Validation of a two-phase multidimensional polymer electrolyte membrane fuel cell computational model using current distribution measurements

Validation of computational models for polymer electrolyte membrane fuel cell (PEMFC) performance is crucial for understanding the limits of the model predictions. We compare predictions from a multiphase PEMFC computational model with experimental data collected under various current density, temperature and humidification conditions from a single 50 cm2 PEMFC with a 10 × 10 segmented current collector. Both cell voltage and current distribution measurements are used to quantify the predictive capability of the computational model. Several quantitative measures are used to quantify the error in the model predictions for current distribution, including root mean square error, maximum/minimum local error, and local error averaged from inlet to outlet. The cell voltage predictions were within 15 mV of the experimental data in the current range from 0.1 to 1.2 A cm−2, and the current distributions were acceptable (less than 30% local error) except for the low temperature case, where the model overpredicted the current distribution.
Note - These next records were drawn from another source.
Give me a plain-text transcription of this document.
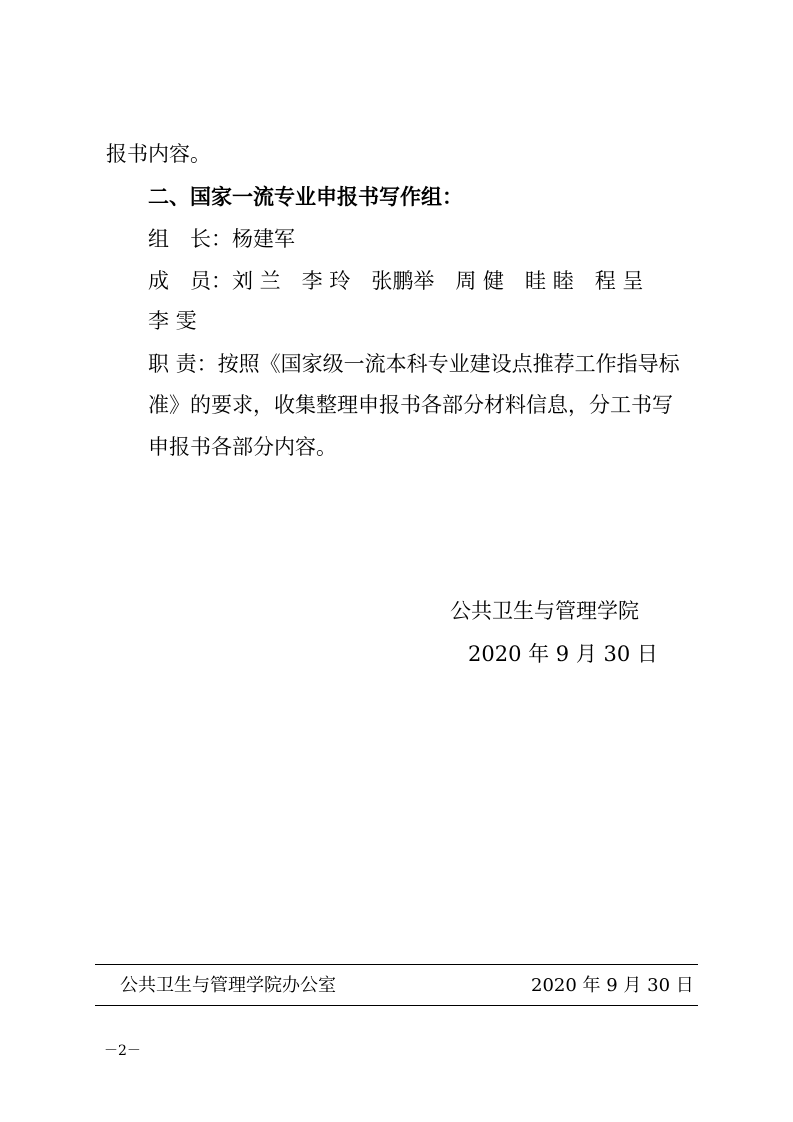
报书内容。

二、国家一流专业申报书写作组：

组　长：杨建军

成　员：刘 兰　李 玲　张鹏举　周 健　眭 睦　程 呈

李 雯

职 责：按照《国家级一流本科专业建设点推荐工作指导标

准》的要求，收集整理申报书各部分材料信息，分工书写

申报书各部分内容。

公共卫生与管理学院

2020 年 9 月 30 日

公共卫生与管理学院办公室	2020 年 9 月 30 日
－2－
Particular attention was paid to incorporating experimental variability into the model validation process.

► Model validation using current distribution data is demonstrated using a 3D, multiphase computational fuel cell model.
► Uncertainty in the experimental data is included in the validation in order to improve the model credibility.
► Cell voltage agreement (model and experiment) is within 15 mV.
► Current distribution error is less than 30% at 80 C operation, with errors up to 60% at low temperature (60 C).